Le général, malgré son scepticisme habituel, crut à la fin du monde… On osait lui demander s’il avait une fille !

— Oui, monsieur… j’ai une fille ! »

Et pris de vertige, il allait se précipiter pour appeler Bruno et charger cette canaille qui posait des questions à un soldat décoré, quand il fut cloué au sol par une apparition encore plus fantastique que celle du juge d’instruction.

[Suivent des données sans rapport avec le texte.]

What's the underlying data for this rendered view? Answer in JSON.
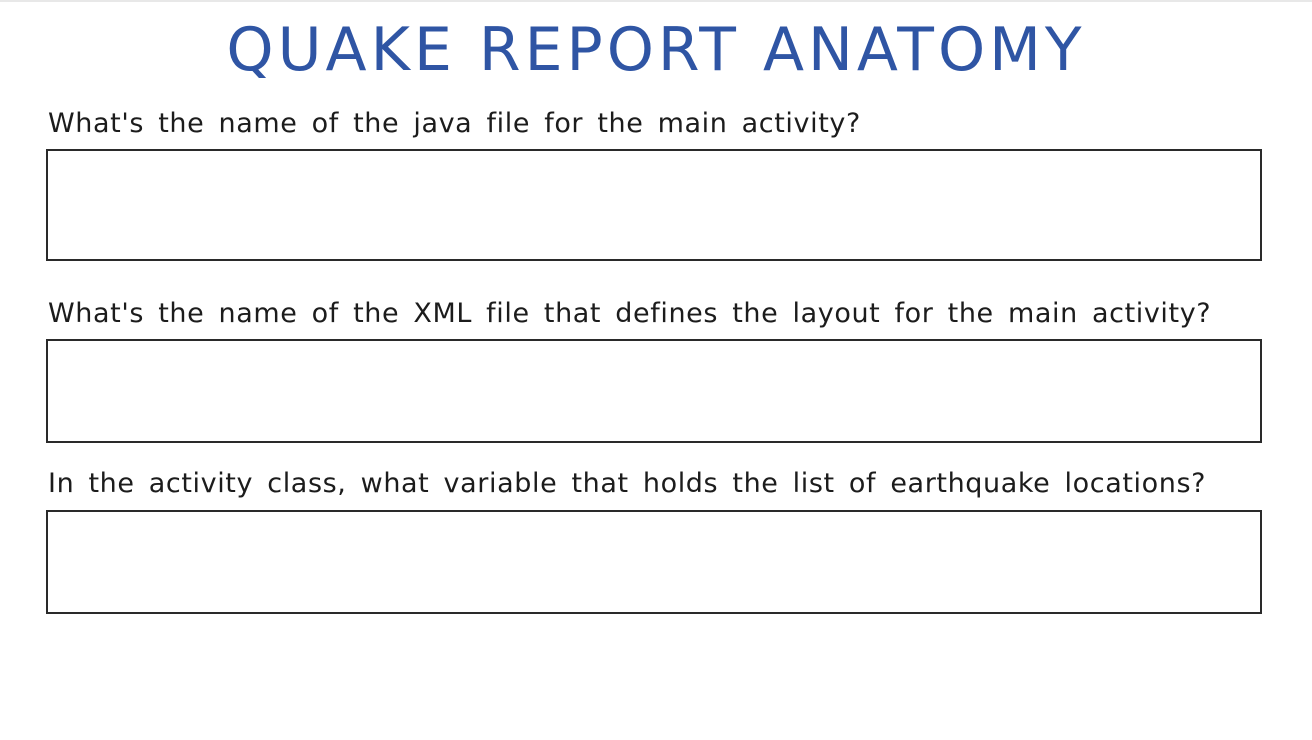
{
  "title": "QUAKE REPORT ANATOMY",
  "questions": [
    {
      "text": "What's the name of the java file for the main activity?",
      "answer": ""
    },
    {
      "text": "What's the name of the XML file that defines the layout for the main activity?",
      "answer": ""
    },
    {
      "text": "In the activity class, what variable that holds the list of earthquake locations?",
      "answer": ""
    }
  ],
  "colors": {
    "title": "#2f55a4",
    "text": "#1c1c1c",
    "box_border": "#2a2a2a",
    "background": "#ffffff"
  }
}
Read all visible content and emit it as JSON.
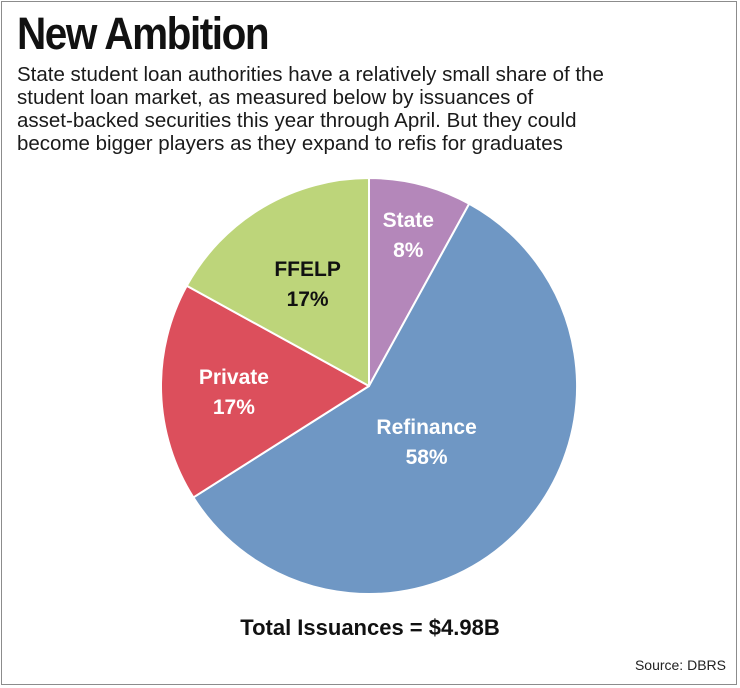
{
  "header": {
    "title": "New Ambition",
    "subtitle_lines": [
      "State student loan authorities have a relatively small share of the",
      "student loan market, as measured below by issuances of",
      "asset-backed securities this year through April. But they could",
      "become bigger players as they expand to refis for graduates"
    ]
  },
  "chart_data": {
    "type": "pie",
    "title": "New Ambition",
    "slices": [
      {
        "label": "State",
        "value": 8,
        "value_label": "8%",
        "color": "#b487ba",
        "text_color": "#ffffff"
      },
      {
        "label": "Refinance",
        "value": 58,
        "value_label": "58%",
        "color": "#6f97c4",
        "text_color": "#ffffff"
      },
      {
        "label": "Private",
        "value": 17,
        "value_label": "17%",
        "color": "#dc4f5c",
        "text_color": "#ffffff"
      },
      {
        "label": "FFELP",
        "value": 17,
        "value_label": "17%",
        "color": "#bdd57a",
        "text_color": "#111111"
      }
    ],
    "start": "12 o'clock",
    "direction": "clockwise"
  },
  "footer": {
    "total": "Total Issuances = $4.98B",
    "source": "Source: DBRS"
  },
  "colors": {
    "border": "#8c8c8c",
    "text": "#111111",
    "slice_stroke": "#ffffff"
  }
}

La portière du cabinet s’écarta et Mlle Fayor fit son entrée. Elle était très pâle, quoique merveilleusement jolie dans sa robe de dentelle ; Elle s’appuyait, souriante, sur le bras… du duc de Pluncey !… Le général le voyait, le toisait, l’allait toucher… Son adversaire politique !… Son ennemi !… le duc enfin !… le candidat royaliste !… et opposé !… C’était lui, en chair et en os. Il y eut une vive émotion dans la salle.

Chacun savait bien, à Gana-les-Écluses, que le général n’avait jamais reçu chez lui le duc, qu’il appelait un duc de pacotille.

Renée paraissait calme et gaie. M. de Pluncey les lèvres pincées, les yeux brillants, devait avoir cédé après une lutte folle. Cependant, il faisait contre sa bonne fortune un aussi mauvais cœur que possible, et, sous la pression impérieuse de ce bras rond, il essayait de reculer encore.

Le juge instructeur s’inclina, pris d’admiration pour ce beau couple.